Umutlarımızdır, hayallerimizdir bizleri ayakta tutan. Ölüm elbette son durak. Her yaşta insan ölüyor bir şekilde. Kimisi de doğmadan ölüyor.
Hayat her şeye rağmen güzel. Siz hayat dolusunuz. Cıvıl cıvılsınız. Güzelsiniz. Albeniniz var. Amma da zenginsiniz. Mısralarda kalsın olur mu hüzünler. Lütfen üzülmeyin. Ne vakitsiz ölümü ne de hüznü size yakıştıramam. Bunu da böyle bilin.
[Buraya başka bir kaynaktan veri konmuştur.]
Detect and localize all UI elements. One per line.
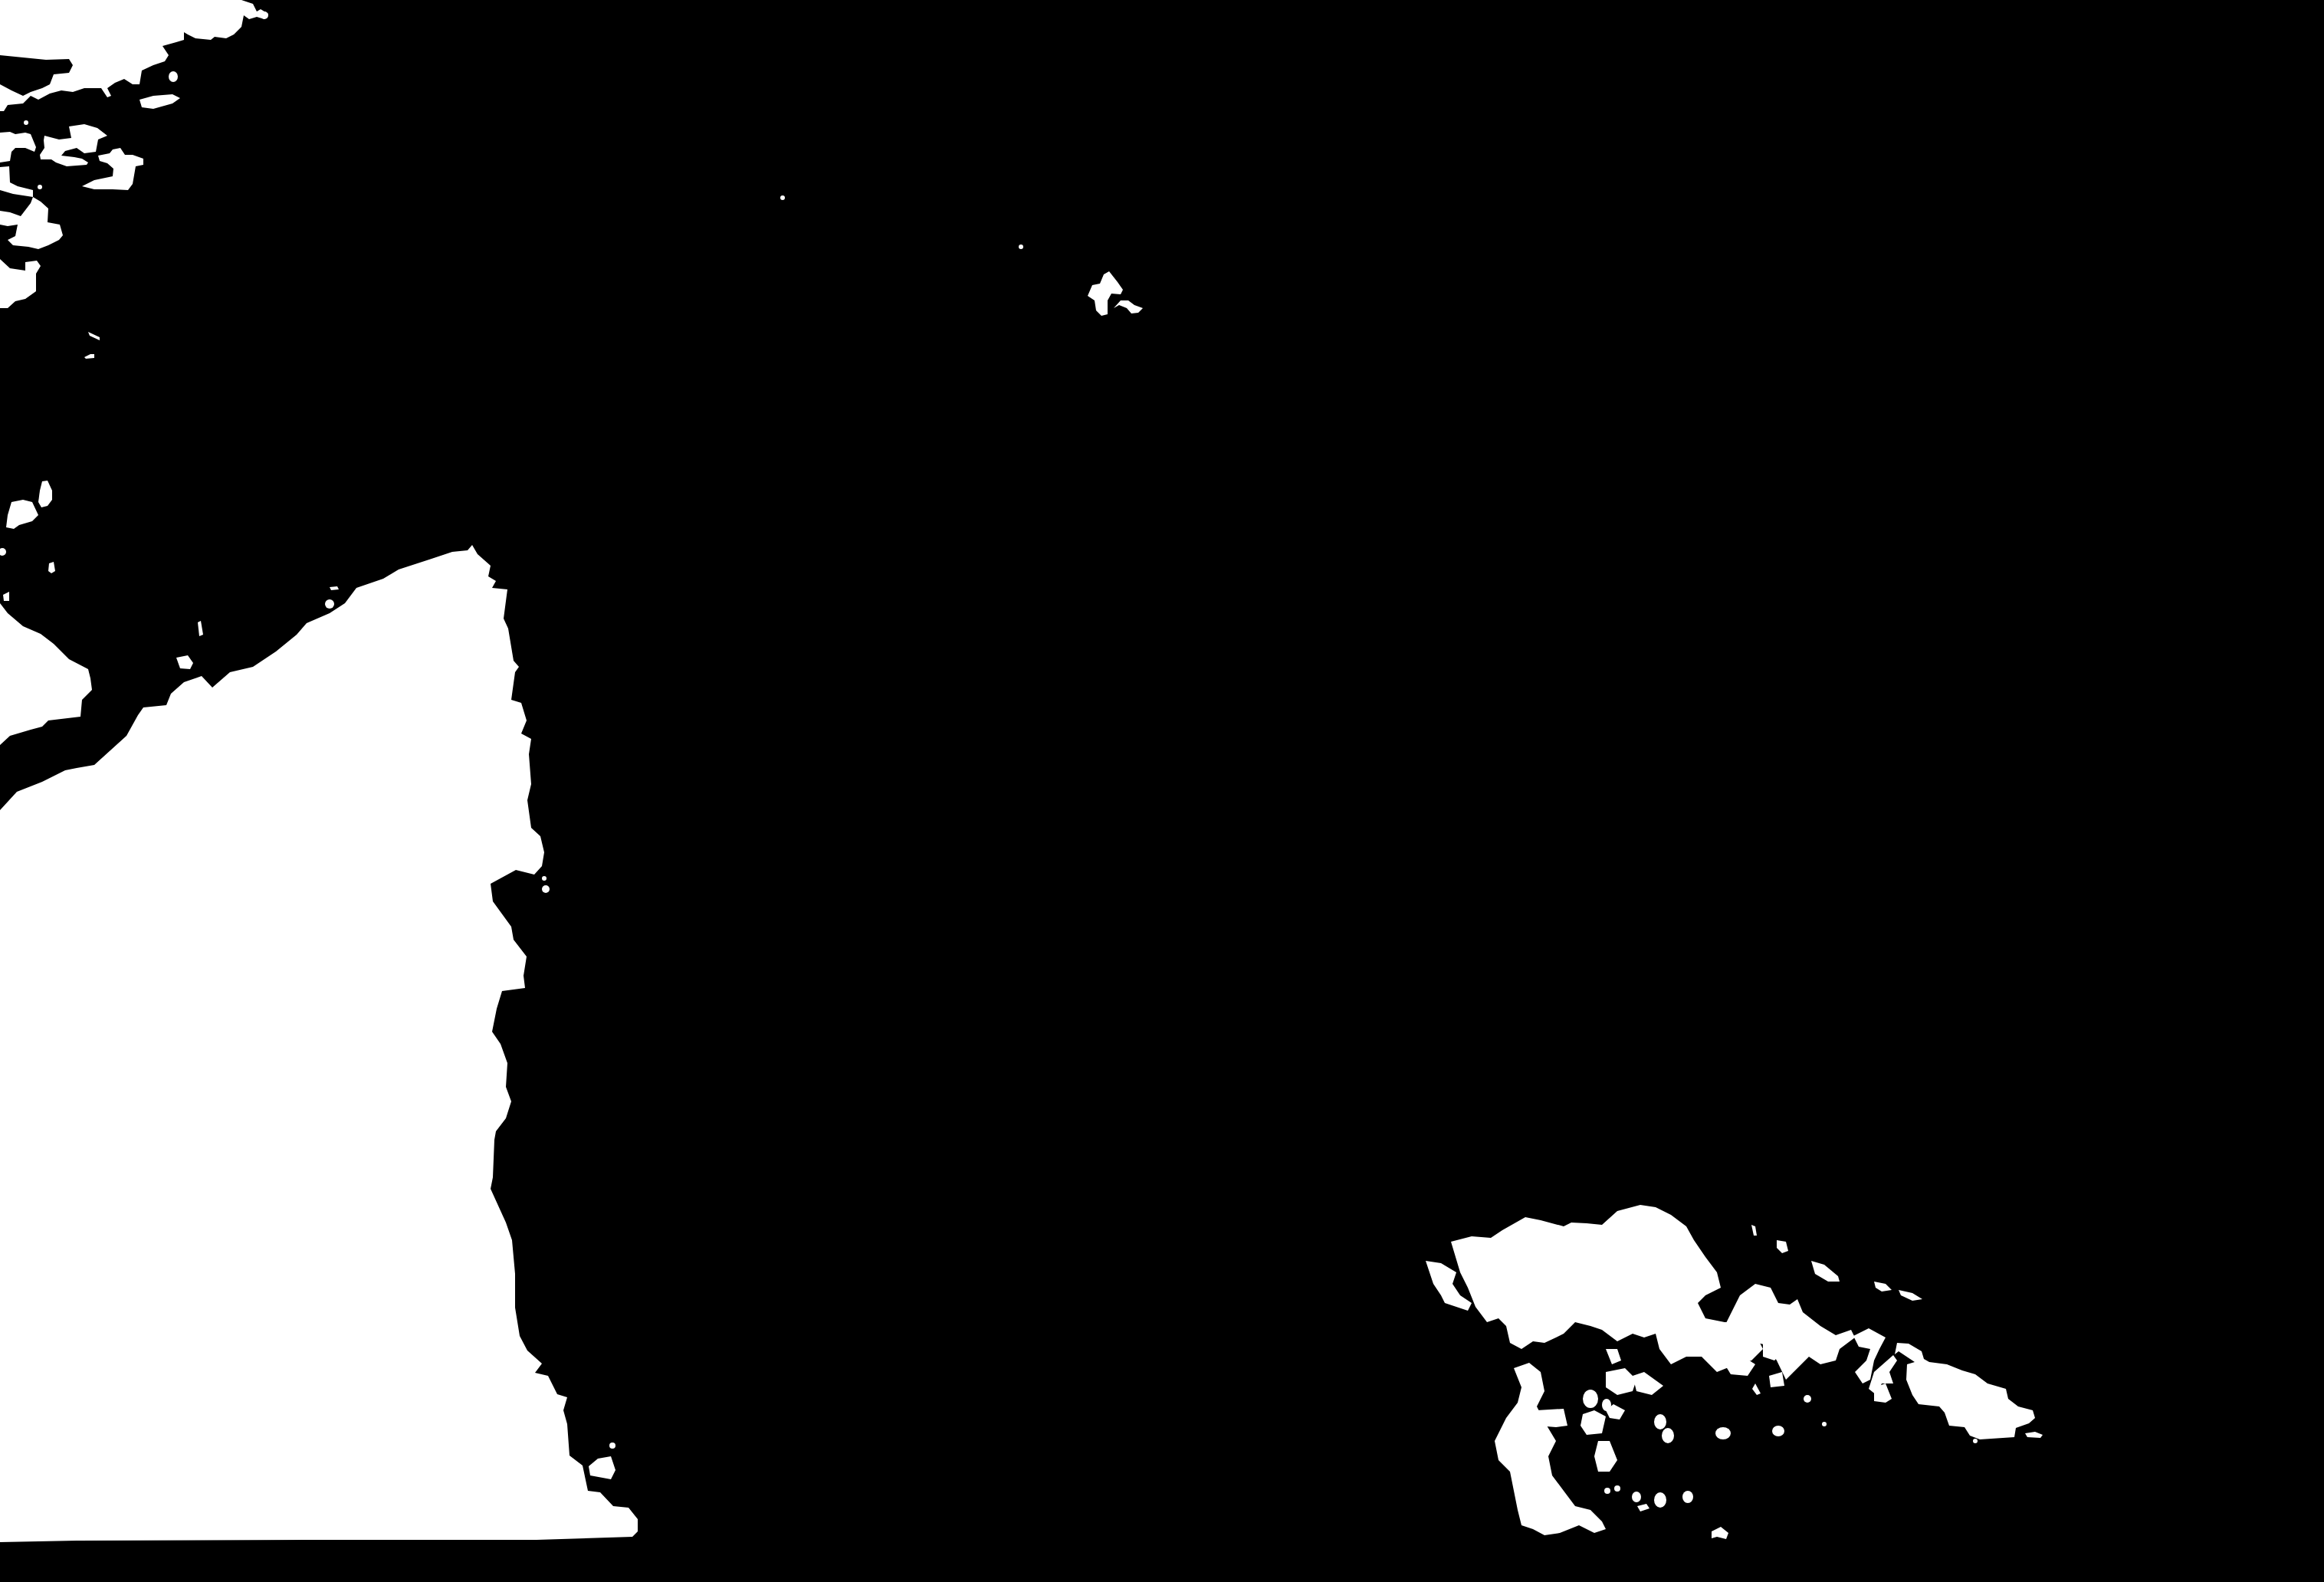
segmentation-mask (0, 0, 2324, 1582)
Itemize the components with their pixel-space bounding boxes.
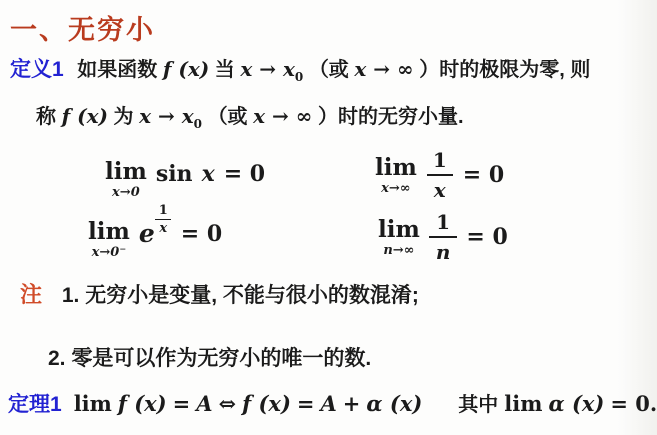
math-A: A [321, 391, 337, 416]
denominator: x [427, 174, 453, 200]
math-x-to-x0: x → x [139, 104, 194, 128]
equals-sign: = [297, 391, 315, 416]
iff-arrow: ⇔ [219, 391, 237, 416]
fraction: 1 x [426, 150, 454, 200]
variable-x: x [202, 160, 215, 187]
lim-word: lim [504, 391, 542, 416]
note-line-1: 注 1. 无穷小是变量, 不能与很小的数混淆; [20, 278, 419, 309]
numerator: 1 [426, 150, 454, 174]
denominator: n [429, 236, 458, 262]
formula-lim-one-over-x: lim x→∞ 1 x = 0 [375, 150, 504, 200]
definition-text: 为 [114, 106, 134, 128]
math-f-of-x: f (x) [163, 57, 209, 81]
definition-text: （或 [208, 106, 248, 128]
lim-word: lim [105, 160, 147, 183]
definition-text: ）时的无穷小量. [318, 106, 464, 128]
qizhong-text: 其中 [458, 388, 498, 417]
section-title: 一、无穷小 [10, 8, 155, 47]
definition-text: ）时的极限为零, 则 [419, 59, 590, 81]
math-x-to-infinity: x → ∞ [253, 104, 312, 128]
equals-sign: = [173, 391, 191, 416]
definition-text: 当 [215, 59, 235, 81]
formula-lim-e-one-over-x: lim x→0⁻ e 1 x = 0 [88, 220, 222, 259]
math-f-of-x: f (x) [118, 391, 167, 416]
math-x-to-infinity: x → ∞ [354, 57, 413, 81]
equals-zero: = 0 [466, 224, 507, 250]
numerator: 1 [429, 212, 457, 236]
definition-text: 如果函数 [77, 59, 157, 81]
lim-word: lim [375, 156, 417, 179]
theorem-line: 定理1 lim f (x) = A ⇔ f (x) = A + α (x) 其中… [8, 388, 657, 418]
exponent-fraction: 1 x [155, 204, 172, 235]
denominator: x [155, 219, 171, 235]
lim-subscript: x→0⁻ [92, 246, 127, 259]
math-subscript-zero: 0 [194, 117, 202, 131]
formula-lim-sin-x: lim x→0 sin x = 0 [105, 160, 265, 199]
equals-zero: = 0 [181, 220, 222, 247]
math-f-of-x: f (x) [242, 391, 291, 416]
note-item-1: 1. 无穷小是变量, 不能与很小的数混淆; [62, 284, 419, 307]
math-alpha-of-x: α (x) [366, 391, 422, 416]
lim-subscript: n→∞ [383, 244, 414, 257]
sin-function: sin [156, 160, 193, 187]
math-alpha-of-x: α (x) [548, 391, 604, 416]
lim-word: lim [378, 218, 420, 241]
note-label: 注 [20, 282, 42, 307]
euler-e: e [139, 221, 155, 246]
definition-label: 定义1 [10, 58, 64, 81]
definition-line-2: 称 f (x) 为 x → x0 （或 x → ∞ ）时的无穷小量. [36, 100, 464, 131]
formula-lim-one-over-n: lim n→∞ 1 n = 0 [378, 212, 508, 262]
definition-line-1: 定义1 如果函数 f (x) 当 x → x0 （或 x → ∞ ）时的极限为零… [10, 53, 590, 84]
math-A: A [196, 391, 212, 416]
math-subscript-zero: 0 [295, 70, 303, 84]
lim-subscript: x→0 [112, 186, 140, 199]
fraction: 1 n [429, 212, 458, 262]
limit-operator: lim n→∞ [378, 218, 420, 257]
note-item-2: 2. 零是可以作为无穷小的唯一的数. [48, 347, 371, 370]
numerator: 1 [155, 204, 172, 219]
limit-operator: lim x→0 [105, 160, 147, 199]
lim-subscript: x→∞ [381, 182, 410, 195]
equals-zero: = 0 [224, 160, 265, 187]
equals-zero: = 0. [610, 391, 657, 416]
equals-zero: = 0 [463, 162, 504, 188]
theorem-label: 定理1 [8, 388, 62, 418]
note-line-2: 2. 零是可以作为无穷小的唯一的数. [48, 342, 371, 372]
definition-text: 称 [36, 106, 56, 128]
math-f-of-x: f (x) [62, 104, 108, 128]
limit-operator: lim x→∞ [375, 156, 417, 195]
lim-word: lim [74, 391, 112, 416]
plus-sign: + [343, 391, 361, 416]
definition-text: （或 [309, 59, 349, 81]
limit-operator: lim x→0⁻ [88, 220, 130, 259]
e-power-group: e 1 x [139, 221, 172, 252]
lim-word: lim [88, 220, 130, 243]
math-x-to-x0: x → x [240, 57, 295, 81]
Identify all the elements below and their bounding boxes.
Bakın, ben Gölgeler ve Aynadaki Yüzler isimli şiirimde neler demişim:
Gün gelir her şey tersine döner,
O muhteşem sihirli büyüler bir anda bozulur,
Güzel, mutlu günler hafızalarda,
Tebessümler anılarda, fotoğraflarda kalır.
Sabah doğan güneş,
Akşamın ufkunda kaybolur,
Daha dün şuradaydı bir çoban çeşmesi,
Yemyeşil çayırlar, meleşen kuzular,
Şimdi ya görünmez ya da hepten yok olur.
Kuşlar üşür, sonbahar ağlar,
Dalında meyve veren ağaç yas tutar,
Bu bir yaprak dökümüdür aslında,
Parktaki çocuk bahçesinden geriye,
Boş salıncaklar, soğuk kaydıraklar kalır.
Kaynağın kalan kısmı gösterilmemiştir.